Devo dizer que acedo a este convite com muitas reservas. Por duas razões. Primeiro, porque não tenho a certeza que tenha mais a dizer do que o que já escrevi no Pasquim da Reacção. Eu sou uma criatura do domínio da Teoria, não da História.

Segundo, porque num blogue que se diz «liberal» e que e visitado pelos «liberais portugueses», como este, gostava de fazer outras perguntas e debater outras ideias. Gostava de saber, por exemplo, se o entusiasmo com a propriedade privada que floresce por estas bandas tem um fundamento ético-deontologico, na linha da doutrina dos direitos naturais, ou económico-utilitarista, como na teoria da coordenação dos austríacos.
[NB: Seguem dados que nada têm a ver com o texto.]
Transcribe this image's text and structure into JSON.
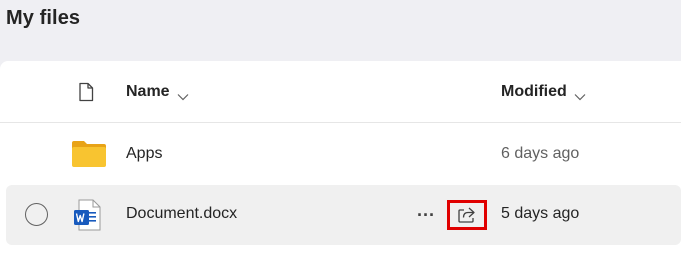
{
  "page": {
    "title": "My files"
  },
  "header": {
    "type_icon": "file-icon",
    "name_label": "Name",
    "modified_label": "Modified"
  },
  "rows": [
    {
      "icon": "folder-icon",
      "name": "Apps",
      "modified": "6 days ago"
    },
    {
      "icon": "word-document-icon",
      "name": "Document.docx",
      "modified": "5 days ago",
      "more_label": "···",
      "share_icon": "share-icon"
    }
  ],
  "colors": {
    "background": "#efeff3",
    "panel": "#ffffff",
    "selected_row": "#f0f0f0",
    "highlight_box": "#e00000",
    "folder": "#f8c430",
    "word_blue": "#185abd"
  }
}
E se for fundamentado nestas duas ordens de argumentos gostava de saber se os consideram duas fundamentações diferentes ou — será possível? — duas vertentes de uma única fundamentação. E depois queria mais debate sobre direitos de propriedade: O que é que uma ética dos direitos de propriedade tem a dizer sobre regras de apropriação do ar limpo? Ou sobre a regulação de actividades que geram riscos? Ou sobre servidões de passagem em diversas gradações de necessidade? Ou sobre a escolha entre proibir uma actividade ou forçá-la a internalizar custos sob forma de obrigação de compensar vitimas? Ou sobre a quantidade marginal proibida de uma actividade? Ou sobre a articulação das ideias «quem causa paga» e «damnum absque injuria»?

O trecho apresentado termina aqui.